Dexamethasone has recently been shown to block the production of cachectin (implicated in the pathogenesis of cerebral malaria) if administered prior to endotoxin induction of mouse macrophages. Using the hamster cheek pouch-cerebral malaria model, we tested the hypothesis that dexamethasone is effective as a therapeutic agent in severe malaria if given before some yet undefined trigger point in the disease. Infected hamsters were treated with dexamethasone (0.7 mg/kg) daily on days 7-12, 4-12, or 1-12 post-challenge. When treatment was started on day 1, whole body oxygen consumption (used as a measure of erythrocyte transport to sites of diffusion) on day 12 was greater than (P less than 0.05) that of infected control animals, though the degree of anemia was no different in treated and untreated groups.

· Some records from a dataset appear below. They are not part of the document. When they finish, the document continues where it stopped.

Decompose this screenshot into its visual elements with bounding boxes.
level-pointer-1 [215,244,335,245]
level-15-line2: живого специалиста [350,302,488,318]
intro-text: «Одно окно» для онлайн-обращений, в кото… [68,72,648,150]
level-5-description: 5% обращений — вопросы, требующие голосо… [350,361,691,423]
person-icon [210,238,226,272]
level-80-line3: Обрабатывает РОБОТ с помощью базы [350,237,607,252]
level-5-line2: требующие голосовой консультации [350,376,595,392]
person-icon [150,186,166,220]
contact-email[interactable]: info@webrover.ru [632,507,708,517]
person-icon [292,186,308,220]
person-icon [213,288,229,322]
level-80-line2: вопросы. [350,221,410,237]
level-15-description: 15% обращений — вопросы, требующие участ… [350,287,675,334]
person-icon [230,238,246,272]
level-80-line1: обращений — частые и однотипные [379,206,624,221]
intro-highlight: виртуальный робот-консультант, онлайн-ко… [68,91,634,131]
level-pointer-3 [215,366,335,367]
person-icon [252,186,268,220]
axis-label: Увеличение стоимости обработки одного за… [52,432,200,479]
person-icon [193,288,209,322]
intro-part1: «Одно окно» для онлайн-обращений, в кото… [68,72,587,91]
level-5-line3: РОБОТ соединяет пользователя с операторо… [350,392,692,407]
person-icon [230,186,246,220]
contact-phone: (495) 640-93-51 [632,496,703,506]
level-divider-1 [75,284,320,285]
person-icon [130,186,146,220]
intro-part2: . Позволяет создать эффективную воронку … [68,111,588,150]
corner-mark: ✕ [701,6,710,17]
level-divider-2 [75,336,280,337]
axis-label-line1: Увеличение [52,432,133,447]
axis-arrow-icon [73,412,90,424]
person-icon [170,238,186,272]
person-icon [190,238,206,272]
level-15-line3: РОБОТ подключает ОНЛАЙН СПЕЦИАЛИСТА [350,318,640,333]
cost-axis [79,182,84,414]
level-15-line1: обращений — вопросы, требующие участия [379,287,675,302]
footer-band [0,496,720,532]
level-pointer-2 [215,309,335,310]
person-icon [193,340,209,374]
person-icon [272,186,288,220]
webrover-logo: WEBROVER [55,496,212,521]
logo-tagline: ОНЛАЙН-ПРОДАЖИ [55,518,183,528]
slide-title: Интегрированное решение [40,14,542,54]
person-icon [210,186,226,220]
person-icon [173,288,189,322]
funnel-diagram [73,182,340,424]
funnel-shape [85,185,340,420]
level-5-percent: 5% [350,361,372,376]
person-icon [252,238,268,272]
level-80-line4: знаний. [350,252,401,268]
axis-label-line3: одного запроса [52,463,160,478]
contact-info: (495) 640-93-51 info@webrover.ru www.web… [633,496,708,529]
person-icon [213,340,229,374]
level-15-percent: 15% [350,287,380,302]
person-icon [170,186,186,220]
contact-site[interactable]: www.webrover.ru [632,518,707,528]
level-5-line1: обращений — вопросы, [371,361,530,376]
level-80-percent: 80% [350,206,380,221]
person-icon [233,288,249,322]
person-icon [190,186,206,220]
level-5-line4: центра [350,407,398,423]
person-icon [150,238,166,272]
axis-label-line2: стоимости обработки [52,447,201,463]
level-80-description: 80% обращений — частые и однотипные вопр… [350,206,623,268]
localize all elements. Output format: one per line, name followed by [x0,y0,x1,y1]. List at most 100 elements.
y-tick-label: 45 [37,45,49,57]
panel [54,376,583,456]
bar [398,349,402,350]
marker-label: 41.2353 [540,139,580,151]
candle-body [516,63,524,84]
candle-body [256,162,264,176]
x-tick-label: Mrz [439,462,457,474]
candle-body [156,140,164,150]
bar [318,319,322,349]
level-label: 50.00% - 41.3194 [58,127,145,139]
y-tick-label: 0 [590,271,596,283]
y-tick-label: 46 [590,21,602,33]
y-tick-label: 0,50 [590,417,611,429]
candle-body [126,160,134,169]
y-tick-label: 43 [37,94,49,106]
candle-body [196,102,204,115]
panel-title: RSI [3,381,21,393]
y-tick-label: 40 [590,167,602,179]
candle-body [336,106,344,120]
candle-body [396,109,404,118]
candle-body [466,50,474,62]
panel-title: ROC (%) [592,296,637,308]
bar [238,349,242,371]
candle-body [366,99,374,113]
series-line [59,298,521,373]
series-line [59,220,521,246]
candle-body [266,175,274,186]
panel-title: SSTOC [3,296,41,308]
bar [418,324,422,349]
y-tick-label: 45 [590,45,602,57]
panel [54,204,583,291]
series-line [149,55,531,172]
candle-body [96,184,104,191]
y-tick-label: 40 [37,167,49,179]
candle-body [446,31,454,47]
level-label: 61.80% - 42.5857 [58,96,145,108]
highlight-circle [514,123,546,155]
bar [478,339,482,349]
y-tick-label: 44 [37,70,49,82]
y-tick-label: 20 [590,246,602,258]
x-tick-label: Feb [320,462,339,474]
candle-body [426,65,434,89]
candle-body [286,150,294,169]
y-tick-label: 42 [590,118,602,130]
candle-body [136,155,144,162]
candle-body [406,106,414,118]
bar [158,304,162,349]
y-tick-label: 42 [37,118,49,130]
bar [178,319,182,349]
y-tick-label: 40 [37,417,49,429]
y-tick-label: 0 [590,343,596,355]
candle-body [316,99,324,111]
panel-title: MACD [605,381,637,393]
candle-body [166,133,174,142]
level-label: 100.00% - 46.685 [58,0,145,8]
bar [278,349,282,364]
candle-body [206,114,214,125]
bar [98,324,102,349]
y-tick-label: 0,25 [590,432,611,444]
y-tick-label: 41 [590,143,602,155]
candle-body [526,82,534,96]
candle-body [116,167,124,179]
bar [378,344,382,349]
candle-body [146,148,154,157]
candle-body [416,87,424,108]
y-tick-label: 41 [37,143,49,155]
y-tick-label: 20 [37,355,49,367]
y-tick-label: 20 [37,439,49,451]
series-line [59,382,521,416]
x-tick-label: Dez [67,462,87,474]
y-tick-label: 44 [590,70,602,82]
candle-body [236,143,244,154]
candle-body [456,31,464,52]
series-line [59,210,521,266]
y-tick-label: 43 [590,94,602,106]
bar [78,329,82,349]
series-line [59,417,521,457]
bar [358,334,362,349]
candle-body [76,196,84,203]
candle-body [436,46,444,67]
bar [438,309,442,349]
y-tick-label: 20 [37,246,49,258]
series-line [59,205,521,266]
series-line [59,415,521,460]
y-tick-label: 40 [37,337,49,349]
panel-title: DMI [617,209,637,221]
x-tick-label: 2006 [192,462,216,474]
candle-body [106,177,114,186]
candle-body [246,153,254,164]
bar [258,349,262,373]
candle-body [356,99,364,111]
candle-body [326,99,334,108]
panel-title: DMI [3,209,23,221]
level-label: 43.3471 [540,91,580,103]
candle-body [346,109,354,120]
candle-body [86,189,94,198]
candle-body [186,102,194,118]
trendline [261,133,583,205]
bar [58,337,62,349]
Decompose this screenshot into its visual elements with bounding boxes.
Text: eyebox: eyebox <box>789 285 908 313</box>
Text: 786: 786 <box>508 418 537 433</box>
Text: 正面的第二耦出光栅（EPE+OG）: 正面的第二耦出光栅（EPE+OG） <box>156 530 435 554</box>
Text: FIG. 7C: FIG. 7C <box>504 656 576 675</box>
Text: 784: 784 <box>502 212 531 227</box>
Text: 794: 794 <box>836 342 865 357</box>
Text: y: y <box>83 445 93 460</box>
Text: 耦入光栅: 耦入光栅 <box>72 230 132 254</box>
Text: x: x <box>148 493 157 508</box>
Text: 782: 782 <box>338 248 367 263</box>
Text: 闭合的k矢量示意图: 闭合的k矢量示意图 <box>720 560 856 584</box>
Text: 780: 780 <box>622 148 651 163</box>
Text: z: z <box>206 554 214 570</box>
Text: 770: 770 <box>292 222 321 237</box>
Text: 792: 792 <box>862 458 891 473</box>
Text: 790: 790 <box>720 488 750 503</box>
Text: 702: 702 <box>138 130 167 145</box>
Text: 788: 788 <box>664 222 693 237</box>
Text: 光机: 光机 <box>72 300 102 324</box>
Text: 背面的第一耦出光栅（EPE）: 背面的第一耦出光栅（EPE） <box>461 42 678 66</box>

Furthermore, treatment produced a reduction in monocyte accumulation, capillary malfunction, and monocyte/red blood cell aggregate formation observable in the cheek pouch in vivo and a similar reduction in monocyte presence, capillary pathologic change, and multifocal hemorrhage in the brain on postmortem. These data suggest that mediator(s), whose production can be blocked by pretreatment with dexamethasone, are involved in the pathogenesis of disease leading to death of the Plasmodium berghei infected hamster.